A model can be an object of admiration, a miniature or prototype, an abstracted phenomenon or applied theory, a literary text — practically anything from a human body on a catwalk to a mathematical description of a system. It can elicit desire, provide understanding, guide action or thought. Despite the polysemy of the term, models across disciplines and fields share a fundamental characteristic: their effect depends on a specific relational quality. A model is always a model of or for something else, and the relation is reductive insofar as it is selective and considers only certain aspects of both object and model. The literary examples of maps made to the scale of a territory described by Lewis Carroll and Jorge Luis Borges humorously point to the absurdity of thinking that models keep improving by becoming less reductive until they eventually coincide with their target.

Critical discussions of models often revolve around their restrictive function. Such critiques can draw on the notion of scientific paradigms, referring to accepted models that cohere in totalizing, self-reinforcing world views, present models of reality, and at the same time serve as models for the development of further models.
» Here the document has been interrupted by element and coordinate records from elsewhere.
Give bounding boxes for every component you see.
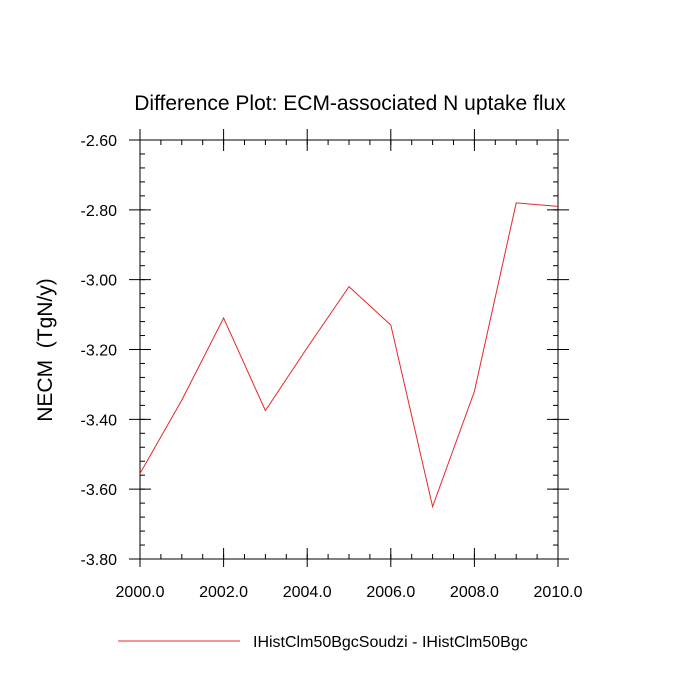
x-axis-tick-labels: 2000.0 2002.0 2004.0 2006.0 2008.0 2010.0: [116, 584, 583, 601]
y-tick-label: -3.00: [81, 273, 118, 290]
y-tick-label: -3.40: [81, 412, 118, 429]
y-axis-tick-labels: -2.60 -2.80 -3.00 -3.20 -3.40 -3.60 -3.80: [81, 133, 118, 569]
x-tick-label: 2000.0: [116, 584, 165, 601]
y-axis-ticks: [129, 139, 569, 560]
y-axis-label: NECM (TgN/y): [34, 278, 57, 422]
y-tick-label: -2.80: [81, 203, 118, 220]
x-tick-label: 2004.0: [283, 584, 332, 601]
x-tick-label: 2008.0: [450, 584, 499, 601]
y-tick-label: -3.20: [81, 343, 118, 360]
x-tick-label: 2010.0: [534, 584, 583, 601]
plot-frame: [139, 139, 559, 560]
y-tick-label: -3.80: [81, 552, 118, 569]
legend-label: IHistClm50BgcSoudzi - IHistClm50Bgc: [253, 634, 528, 651]
x-axis-ticks: [139, 129, 559, 567]
y-tick-label: -3.60: [81, 482, 118, 499]
chart-title: Difference Plot: ECM-associated N uptake…: [134, 92, 566, 115]
x-tick-label: 2006.0: [366, 584, 415, 601]
y-tick-label: -2.60: [81, 133, 118, 150]
series-layer: [139, 202, 559, 509]
legend: IHistClm50BgcSoudzi - IHistClm50Bgc: [118, 634, 528, 651]
x-tick-label: 2002.0: [199, 584, 248, 601]
plot-axes: 2000.0 2002.0 2004.0 2006.0 2008.0 2010.0 -2.…: [81, 129, 583, 601]
series-line: [139, 202, 559, 509]
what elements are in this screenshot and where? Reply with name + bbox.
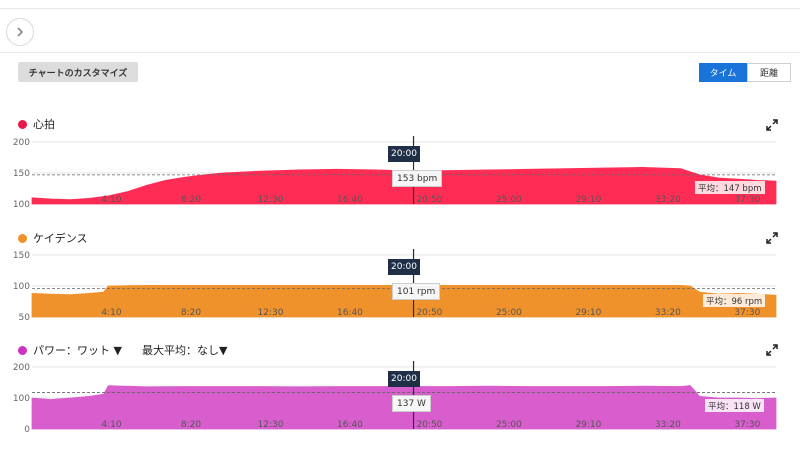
y-tick-label: 100 (13, 282, 30, 292)
y-tick-label: 150 (13, 251, 30, 261)
cadence-cursor-value: 101 rpm (392, 283, 441, 300)
x-tick-label: 12:30 (257, 195, 283, 205)
x-tick-label: 4:10 (101, 420, 121, 430)
x-tick-label: 16:40 (337, 195, 363, 205)
customize-chart-button[interactable]: チャートのカスタマイズ (18, 62, 138, 82)
cadence-title-label: ケイデンス (33, 232, 88, 245)
power-title[interactable]: パワー：ワット ▼ (18, 342, 122, 358)
cadence-legend-dot (18, 233, 27, 243)
chevron-right-icon (17, 27, 24, 37)
x-tick-label: 16:40 (337, 308, 363, 318)
y-tick-label: 100 (13, 394, 30, 404)
x-axis-mode-toggle: タイム 距離 (699, 63, 791, 82)
x-tick-label: 12:30 (257, 308, 283, 318)
x-tick-label: 4:10 (101, 195, 121, 205)
x-tick-label: 20:50 (416, 308, 442, 318)
y-tick-label: 100 (13, 200, 30, 210)
cadence-chart[interactable]: 150 100 50 4:10 8:20 12:30 16:40 20:50 25:00 29:1… (0, 249, 800, 323)
power-metric-dropdown[interactable]: パワー：ワット ▼ (33, 344, 122, 357)
power-legend-dot (18, 345, 27, 355)
max-average-dropdown[interactable]: 最大平均：なし▼ (142, 344, 228, 357)
expand-icon[interactable] (766, 344, 778, 356)
power-cursor-value: 137 W (392, 395, 431, 412)
x-tick-label: 20:50 (416, 420, 442, 430)
x-tick-label: 25:00 (496, 195, 522, 205)
x-tick-label: 25:00 (496, 308, 522, 318)
x-tick-label: 8:20 (181, 195, 201, 205)
distance-mode-button[interactable]: 距離 (747, 63, 791, 82)
cursor-time-label: 20:00 (388, 146, 420, 162)
expand-icon[interactable] (766, 232, 778, 244)
y-tick-label: 150 (13, 169, 30, 179)
power-average-label: 平均：118 W (705, 399, 764, 412)
cadence-average-label: 平均：96 rpm (703, 294, 766, 307)
y-tick-label: 50 (19, 313, 31, 323)
heart-rate-legend-dot (18, 119, 27, 129)
x-tick-label: 8:20 (181, 420, 201, 430)
x-tick-label: 16:40 (337, 420, 363, 430)
cadence-title: ケイデンス (18, 230, 88, 246)
expand-sidebar-button[interactable] (6, 18, 34, 46)
x-tick-label: 4:10 (101, 308, 121, 318)
x-tick-label: 29:10 (575, 308, 601, 318)
x-tick-label: 33:20 (655, 308, 681, 318)
x-tick-label: 25:00 (496, 420, 522, 430)
x-tick-label: 29:10 (575, 420, 601, 430)
x-tick-label: 29:10 (575, 195, 601, 205)
y-tick-label: 0 (24, 425, 30, 435)
x-tick-label: 33:20 (655, 420, 681, 430)
x-tick-label: 37:30 (734, 420, 760, 430)
y-tick-label: 200 (13, 138, 30, 148)
top-divider (0, 8, 800, 9)
x-tick-label: 37:30 (734, 308, 760, 318)
x-tick-label: 20:50 (416, 195, 442, 205)
cursor-time-label: 20:00 (388, 259, 420, 275)
cursor-time-label: 20:00 (388, 371, 420, 387)
x-tick-label: 37:30 (734, 195, 760, 205)
heart-rate-title-label: 心拍 (33, 118, 55, 131)
x-tick-label: 12:30 (257, 420, 283, 430)
x-tick-label: 8:20 (181, 308, 201, 318)
time-mode-button[interactable]: タイム (699, 63, 747, 82)
expand-icon[interactable] (766, 119, 778, 131)
y-tick-label: 200 (13, 363, 30, 373)
x-tick-label: 33:20 (655, 195, 681, 205)
heart-rate-cursor-value: 153 bpm (392, 170, 443, 187)
heart-rate-average-label: 平均：147 bpm (695, 181, 765, 194)
section-divider (0, 52, 800, 53)
heart-rate-title: 心拍 (18, 116, 55, 132)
Paradigms articulate problems and solutions deemed exemplary by a community of scientists and thereby render alternative approaches increasingly implausible and marginal. Feminist, queer, and decolonial approaches have put forth powerful critiques of the oppressive function of identity models. In recent debates about technological developments, artificial intelligence is again and again found to reproduce entrenched biases, and its predictive models are said to flatten history into a pre-stabilized present.

And yet models are less prescriptive or definitive and more ambiguous than codified rules or norms. In the sciences, they are usually considered more modest, tentative, and local than theories, which are more expansive and aspire to universality. They can indeed be considered as intermediaries between the theories and worlds they help constitute — as creative, partially autonomous tools for understanding and as media of theorizing and worlding. Toy models in physics and economics form an intriguing extreme in their deliberately simplistic and arguably non-representational character. On the other side of the spectrum, there are models so complex and messy that they cannot be understood, do not even aim at explanation, and instead promise accurate prediction through (computer) simulation. Somewhere in between there are models coordinating several heterogeneous, even mutually incompatible theories in a pragmatically efficacious manner.
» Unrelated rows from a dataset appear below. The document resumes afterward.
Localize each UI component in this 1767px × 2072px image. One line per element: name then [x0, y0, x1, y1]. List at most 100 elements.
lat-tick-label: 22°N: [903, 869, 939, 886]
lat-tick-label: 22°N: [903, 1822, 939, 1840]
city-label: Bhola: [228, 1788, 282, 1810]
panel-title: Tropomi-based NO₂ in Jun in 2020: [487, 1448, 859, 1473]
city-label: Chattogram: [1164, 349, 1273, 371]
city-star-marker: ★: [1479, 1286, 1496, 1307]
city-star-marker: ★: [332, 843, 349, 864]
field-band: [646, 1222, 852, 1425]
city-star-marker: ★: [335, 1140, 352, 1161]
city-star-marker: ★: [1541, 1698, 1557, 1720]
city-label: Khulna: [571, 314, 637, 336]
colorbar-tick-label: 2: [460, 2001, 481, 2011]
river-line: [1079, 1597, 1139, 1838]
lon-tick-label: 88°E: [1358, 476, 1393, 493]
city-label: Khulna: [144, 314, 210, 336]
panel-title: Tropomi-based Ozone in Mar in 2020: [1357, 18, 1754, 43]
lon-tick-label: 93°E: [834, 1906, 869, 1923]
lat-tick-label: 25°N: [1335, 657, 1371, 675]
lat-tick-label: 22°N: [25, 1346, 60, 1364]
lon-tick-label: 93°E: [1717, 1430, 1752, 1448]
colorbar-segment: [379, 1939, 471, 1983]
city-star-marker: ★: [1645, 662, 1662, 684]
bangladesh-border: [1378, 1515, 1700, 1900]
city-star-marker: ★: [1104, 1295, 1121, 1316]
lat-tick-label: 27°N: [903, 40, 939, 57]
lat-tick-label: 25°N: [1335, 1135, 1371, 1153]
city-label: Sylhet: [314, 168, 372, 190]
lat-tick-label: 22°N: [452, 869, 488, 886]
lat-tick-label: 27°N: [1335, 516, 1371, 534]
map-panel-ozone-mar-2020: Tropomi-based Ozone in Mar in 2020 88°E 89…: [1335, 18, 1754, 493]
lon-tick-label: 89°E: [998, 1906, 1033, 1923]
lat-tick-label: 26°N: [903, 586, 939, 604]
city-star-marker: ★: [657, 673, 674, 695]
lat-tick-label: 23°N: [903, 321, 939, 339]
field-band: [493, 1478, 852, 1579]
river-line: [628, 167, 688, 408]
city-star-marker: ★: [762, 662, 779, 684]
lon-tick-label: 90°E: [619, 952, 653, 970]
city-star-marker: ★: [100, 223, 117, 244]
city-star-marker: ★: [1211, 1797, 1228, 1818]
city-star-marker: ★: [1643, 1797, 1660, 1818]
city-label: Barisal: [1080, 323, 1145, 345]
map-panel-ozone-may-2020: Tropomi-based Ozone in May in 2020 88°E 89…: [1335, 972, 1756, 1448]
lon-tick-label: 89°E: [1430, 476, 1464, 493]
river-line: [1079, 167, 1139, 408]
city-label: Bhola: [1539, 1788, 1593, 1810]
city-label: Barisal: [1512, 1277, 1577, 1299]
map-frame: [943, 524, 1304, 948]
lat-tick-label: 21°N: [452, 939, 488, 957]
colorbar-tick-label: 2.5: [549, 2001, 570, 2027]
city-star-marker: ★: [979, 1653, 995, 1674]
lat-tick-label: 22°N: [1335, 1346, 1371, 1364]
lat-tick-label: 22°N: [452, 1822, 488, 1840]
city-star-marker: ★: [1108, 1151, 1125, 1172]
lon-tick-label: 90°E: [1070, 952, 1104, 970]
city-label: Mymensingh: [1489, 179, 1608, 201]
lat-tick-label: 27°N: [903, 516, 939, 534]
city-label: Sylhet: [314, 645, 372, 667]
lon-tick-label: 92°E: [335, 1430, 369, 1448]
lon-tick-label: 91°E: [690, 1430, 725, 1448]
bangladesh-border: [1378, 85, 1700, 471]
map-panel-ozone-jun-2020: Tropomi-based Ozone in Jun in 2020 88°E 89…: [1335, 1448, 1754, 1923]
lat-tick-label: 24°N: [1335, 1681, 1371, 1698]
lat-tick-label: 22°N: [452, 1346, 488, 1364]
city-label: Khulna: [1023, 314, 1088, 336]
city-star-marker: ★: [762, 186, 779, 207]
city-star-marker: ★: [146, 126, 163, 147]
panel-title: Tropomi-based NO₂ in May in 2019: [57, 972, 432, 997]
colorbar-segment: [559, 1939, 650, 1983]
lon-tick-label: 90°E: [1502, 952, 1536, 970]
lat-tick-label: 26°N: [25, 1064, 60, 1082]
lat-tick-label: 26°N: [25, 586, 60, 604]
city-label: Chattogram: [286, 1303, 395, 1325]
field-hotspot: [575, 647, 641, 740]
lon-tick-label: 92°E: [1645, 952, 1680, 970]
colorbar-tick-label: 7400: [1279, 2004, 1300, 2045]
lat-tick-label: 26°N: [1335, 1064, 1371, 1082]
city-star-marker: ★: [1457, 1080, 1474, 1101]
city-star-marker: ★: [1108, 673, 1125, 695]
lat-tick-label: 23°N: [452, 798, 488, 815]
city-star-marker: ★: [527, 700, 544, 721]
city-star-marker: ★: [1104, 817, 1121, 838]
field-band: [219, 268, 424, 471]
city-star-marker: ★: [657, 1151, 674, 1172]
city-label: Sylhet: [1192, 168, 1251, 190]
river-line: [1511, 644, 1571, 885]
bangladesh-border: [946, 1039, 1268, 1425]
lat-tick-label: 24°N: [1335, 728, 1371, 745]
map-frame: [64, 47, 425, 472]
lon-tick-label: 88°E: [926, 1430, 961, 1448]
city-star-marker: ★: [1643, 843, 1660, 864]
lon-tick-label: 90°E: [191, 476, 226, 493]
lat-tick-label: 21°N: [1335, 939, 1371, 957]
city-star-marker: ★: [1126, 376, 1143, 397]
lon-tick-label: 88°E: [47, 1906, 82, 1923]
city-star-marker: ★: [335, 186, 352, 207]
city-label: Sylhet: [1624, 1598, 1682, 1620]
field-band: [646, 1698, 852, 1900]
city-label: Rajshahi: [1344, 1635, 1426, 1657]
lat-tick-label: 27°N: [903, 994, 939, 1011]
The ICI’s focus project ‘Models’ will reflect upon modelling practices within and across different fields while focussing on the role of reduction and its critical potentials.

When artists emulate other artists, for example, they do not copy works so much as they model the aesthetic principle that generated these works. This process is by necessity selective and introduces a divergence in the artists’ own artistic output. At least since modernity, the tendency has been not to correct but to amplify this divergence in work after work, thus differentiating an ‘individual style’. In view of histories of camp or drag and associated theories of performativity, one could ask whether oppressive norms based on gender or race can similarly be seen as the basis for divergence — even if they also highlight the precarity of such balancing acts between ironic distancing and affirmation, and raise the question of how subversive or transformative they can ultimately be.

The reductiveness of models facilitates their travelling across historical, disciplinary, cultural, and other boundaries. This may encourage homogenization but can also generate new perspectives, unpredictable transformations, and complex entanglements. One can trace the transfer of evolutionary and morphological models between biology and art history and could even extend this analysis to the recent discourse on memes. If abstract painting has long been discredited for its universalist claims, this stance has recently been re-evaluated with regard to black abstraction, queer abstraction, and Indigenous abstraction, which may be seen to counter the pressure to represent otherness within a still largely Western-dominated art world. Technical media such as the phonograph and the telephone provided models of the ‘psychic apparatus’ and its functioning that were foundational to psychoanalysis. Donna Haraway’s cyborgs and feminist science fictions demonstrate how models change with their transposition to different domains and transform these fields in turn, giving rise to new questions and approaches.

Such transformations are far from uncontroversial. The digital humanities, for example, have often claimed to do away with the humanities’ reductive focus on canons by importing computational models that allow for scaling up the analysis to encompass discourses in their entire breadth. Conversely, this purely quantitative ‘fix’ to the problem of reduction has in turn been criticized as the ultimate reductionism — one replacing theoretical models, aesthetic categories, and deliberate prioritizations with mere statistics, providing excessively detailed answers to simplistic questions. Eschewing such reciprocal accusations of reduction, one may rather highlight the wide spectrum of possible reductions and their specific affordances and generative potentials. From big data to the moves toward inclusivity encapsulated in terms such as LGBTQIA+, attempts at countering the reductiveness of models through an accumulation of details, cases, and data abound. Debates over theoretical turns or the notion of conceptual personae in philosophy may provide examples on the deliberately reduced side of the spectrum, while diffractive or intersectional models that coordinate the cooperation of different or even mutually exclusive approaches lie somewhere in the middle.

What is the critical purchase of models and how does their generative potential relate to their constitutive reduction? What are the stakes in decreasing or increasing, altering or proliferating the reductiveness of models? How can one work with and on models in a creative, productive manner without disavowing power asymmetries and their exclusionary or limiting effects?